Sargsian likewise avoided commenting on these specifics, saying only that the project has reached “the phase of active studies” and that its implementation is a matter of time. He said the Armenian government is currently considering three potential routes of the Armenian section of the would-be railway.
“After choosing one of those variants we could switch to engineering design and cost calculation, which will make construction possible,” Sargsian told RFE/RL in an interview. In any case, he said, the railway will be approximately 400 kilometers long and will pass through Armenia’s mountainous Syunik region bordering Iran.
Citing Syunik’s difficult landscape, economic analysts say building the railway would cost Armenia at least $1 billion, a figure equivalent to about 40 percent of its state budget for this year. Some have wondered if the project is feasible at all.
“We can not come up with concrete estimates today because they would be meaningless without feasibility study documen’s,” said Sargsian. “But obviously it will be an expensive project. In terms of funding, we have a number of options.”

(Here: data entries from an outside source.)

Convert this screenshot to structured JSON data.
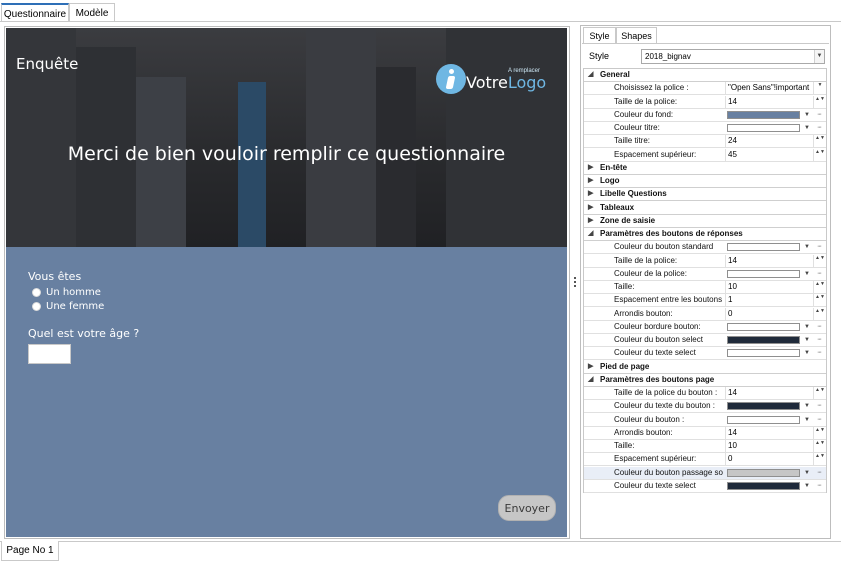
{
  "top_tabs": [
    {
      "label": "Questionnaire",
      "active": true
    },
    {
      "label": "Modèle",
      "active": false
    }
  ],
  "survey": {
    "brand": "Enquête",
    "title": "Merci de bien vouloir remplir ce questionnaire",
    "logo": {
      "subtitle": "A remplacer",
      "word_a": "Votre",
      "word_b": "Logo",
      "mark_color": "#6fb7e3"
    },
    "question1": "Vous êtes",
    "options": [
      "Un homme",
      "Une femme"
    ],
    "question2": "Quel est votre âge ?",
    "age_value": "",
    "submit_label": "Envoyer",
    "body_color": "#6880a1"
  },
  "panel": {
    "tabs": [
      {
        "label": "Style",
        "active": true
      },
      {
        "label": "Shapes",
        "active": false
      }
    ],
    "style_label": "Style",
    "style_value": "2018_bignav",
    "rows": [
      {
        "type": "cat",
        "label": "General",
        "expanded": true
      },
      {
        "type": "prop",
        "label": "Choisissez la police :",
        "value": "\"Open Sans\"!important",
        "editor": "dropdown"
      },
      {
        "type": "prop",
        "label": "Taille de la police:",
        "value": "14",
        "editor": "spin"
      },
      {
        "type": "prop",
        "label": "Couleur du fond:",
        "color": "#6880a1",
        "editor": "color"
      },
      {
        "type": "prop",
        "label": "Couleur titre:",
        "color": "#ffffff",
        "editor": "color"
      },
      {
        "type": "prop",
        "label": "Taille titre:",
        "value": "24",
        "editor": "spin"
      },
      {
        "type": "prop",
        "label": "Espacement supérieur:",
        "value": "45",
        "editor": "spin"
      },
      {
        "type": "cat",
        "label": "En-tête",
        "expanded": false
      },
      {
        "type": "cat",
        "label": "Logo",
        "expanded": false
      },
      {
        "type": "cat",
        "label": "Libelle Questions",
        "expanded": false
      },
      {
        "type": "cat",
        "label": "Tableaux",
        "expanded": false
      },
      {
        "type": "cat",
        "label": "Zone de saisie",
        "expanded": false
      },
      {
        "type": "cat",
        "label": "Paramètres des boutons de réponses",
        "expanded": true
      },
      {
        "type": "prop",
        "label": "Couleur du bouton standard",
        "color": "#ffffff",
        "editor": "color"
      },
      {
        "type": "prop",
        "label": "Taille de la police:",
        "value": "14",
        "editor": "spin"
      },
      {
        "type": "prop",
        "label": "Couleur de la police:",
        "color": "#ffffff",
        "editor": "color"
      },
      {
        "type": "prop",
        "label": "Taille:",
        "value": "10",
        "editor": "spin"
      },
      {
        "type": "prop",
        "label": "Espacement entre les boutons",
        "value": "1",
        "editor": "spin"
      },
      {
        "type": "prop",
        "label": "Arrondis bouton:",
        "value": "0",
        "editor": "spin"
      },
      {
        "type": "prop",
        "label": "Couleur bordure bouton:",
        "color": "#ffffff",
        "editor": "color"
      },
      {
        "type": "prop",
        "label": "Couleur du bouton select",
        "color": "#1f2a3a",
        "editor": "color"
      },
      {
        "type": "prop",
        "label": "Couleur du texte select",
        "color": "#ffffff",
        "editor": "color"
      },
      {
        "type": "cat",
        "label": "Pied de page",
        "expanded": false
      },
      {
        "type": "cat",
        "label": "Paramètres des boutons page",
        "expanded": true
      },
      {
        "type": "prop",
        "label": "Taille de la police du bouton :",
        "value": "14",
        "editor": "spin"
      },
      {
        "type": "prop",
        "label": "Couleur du texte du bouton :",
        "color": "#1f2a3a",
        "editor": "color"
      },
      {
        "type": "prop",
        "label": "Couleur du bouton :",
        "color": "#ffffff",
        "editor": "color"
      },
      {
        "type": "prop",
        "label": "Arrondis bouton:",
        "value": "14",
        "editor": "spin"
      },
      {
        "type": "prop",
        "label": "Taille:",
        "value": "10",
        "editor": "spin"
      },
      {
        "type": "prop",
        "label": "Espacement supérieur:",
        "value": "0",
        "editor": "spin"
      },
      {
        "type": "prop",
        "label": "Couleur du bouton passage so",
        "color": "#c6c6c6",
        "editor": "color",
        "highlight": true
      },
      {
        "type": "prop",
        "label": "Couleur du texte select",
        "color": "#1f2a3a",
        "editor": "color"
      }
    ]
  },
  "bottom_tab": "Page No 1"
}
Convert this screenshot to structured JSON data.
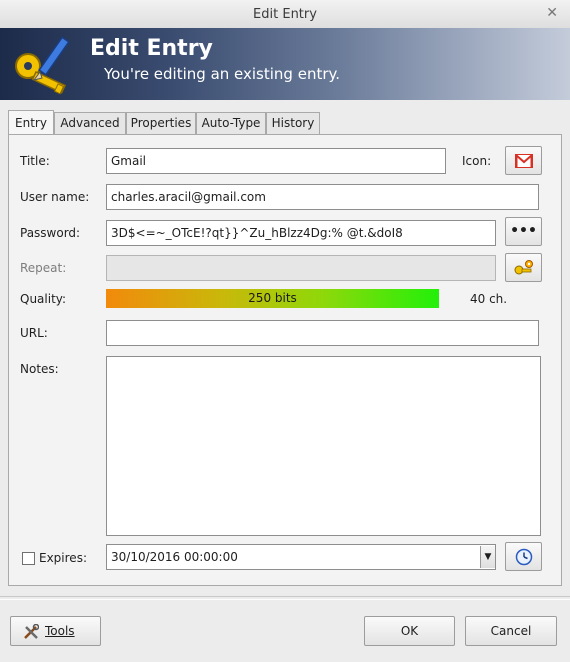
{
  "window": {
    "title": "Edit Entry",
    "close_glyph": "✕"
  },
  "banner": {
    "title": "Edit Entry",
    "subtitle": "You're editing an existing entry.",
    "icon": "key-pen-icon"
  },
  "tabs": [
    {
      "label": "Entry",
      "active": true
    },
    {
      "label": "Advanced",
      "active": false
    },
    {
      "label": "Properties",
      "active": false
    },
    {
      "label": "Auto-Type",
      "active": false
    },
    {
      "label": "History",
      "active": false
    }
  ],
  "fields": {
    "title_label": "Title:",
    "title_value": "Gmail",
    "icon_label": "Icon:",
    "icon_name": "gmail-icon",
    "username_label": "User name:",
    "username_value": "charles.aracil@gmail.com",
    "password_label": "Password:",
    "password_value": "3D$<=~_OTcE!?qt}}^Zu_hBlzz4Dg:% @t.&doI8",
    "password_toggle_label": "•••",
    "repeat_label": "Repeat:",
    "repeat_value": "",
    "quality_label": "Quality:",
    "quality_text": "250 bits",
    "quality_fill": 1.0,
    "quality_chars": "40 ch.",
    "url_label": "URL:",
    "url_value": "",
    "notes_label": "Notes:",
    "notes_value": "",
    "expires_label": "Expires:",
    "expires_checked": false,
    "expires_value": "30/10/2016 00:00:00"
  },
  "footer": {
    "tools_label": "Tools",
    "ok_label": "OK",
    "cancel_label": "Cancel"
  },
  "colors": {
    "banner_dark": "#1d2b4a",
    "gmail_red": "#d93025",
    "quality_start": "#f28a0c",
    "quality_end": "#22f00a"
  }
}
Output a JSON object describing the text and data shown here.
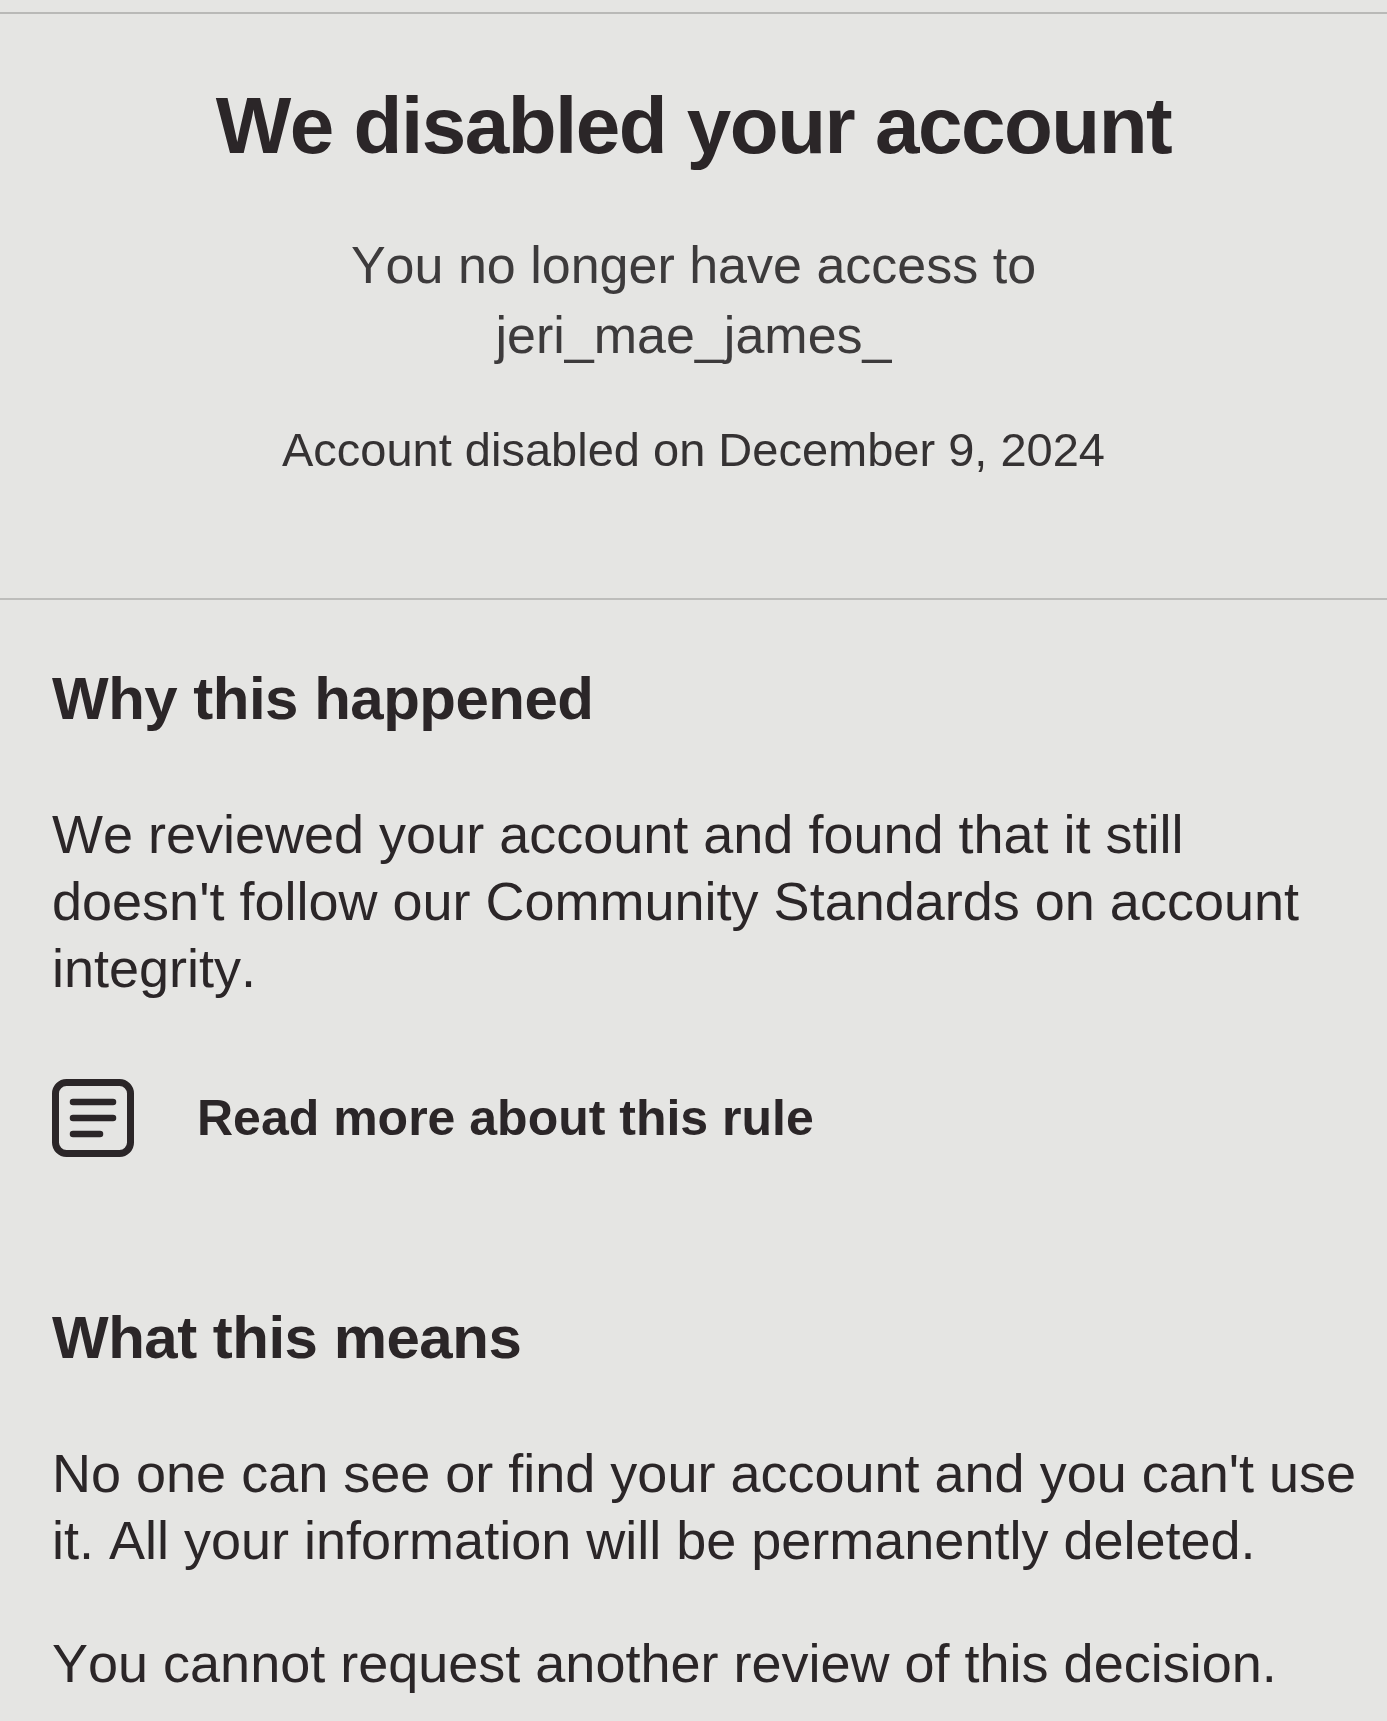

In his words, one such option is to set up a consortium with Iran and Russia, whose state-run rail company took over long-term management of Armenia’s entire rail network earlier this year. The minister added that international finance institutions such as the World Bank and the European Bank for Reconstruction and Development have also expressed interest in partly financing the Iran-Armenia railway.
Armenia’s rail communication with the rest of the world was disrupted in the early 1990s with the outbreak of the conflicts in Nagorno-Karabakh and Abkhazia and the resulting closure of its border with Turkey. The landlocked country has since been able to ship and receive rail cars laden with cargos only through the relatively expensive rail-ferry services operating between Georgian and other Black Sea ports.
In related news, Armenia has not begun imports of natural gas from Iran yet despite claims to the contrary made by Iranian officials, an official in Yerevan said on Monday.
Rasoul Salmani, a top executive at the National Iranian Gas Company (NIGC), was reported to say last week that it will start pumping gas through a newly built pipeline to Armenia on October 13. He said the Armenian side is already supplying electricity to Iran in payment for the gas deliveries.
Lusine Harutiunian, a spokeswoman for the Armenian Energy Ministry, denied this and said natural gas supplied by Russia via Georgia fully meets Armenia’s needs. “So there is no need to import additional gas,” Harutiunian told RFE/RL. She could not say when Iranian gas supplies could start.
Russian gas imports to Armenia totaled just over 2 billion cubic meters last year and are expected to stay at the same level this year. Officials have said the pipeline from Iran will have the capacity to pump at least 2.3 billion cubic meters per annum. With the Russian supplies meeting Armenia’s needs, the Yerevan authorities have always intended to convert Iranian gas into electricity that will be exported to the Islamic Republic.
President Serzh Sarkisian announced the completion of the pipeline’s second and final Armenian section in a wide-ranging foreign policy speech in early September. He touted it as a ground-breaking development that will significantly boost his country’s energy security.
“Thank God, the gas pipeline has already been built, and we can receive gas from the Islamic Republic of Iran as early as tomorrow,” Sarkisian said. “Work on enhancing the capacity of that pipeline will likely end in late October or early November.”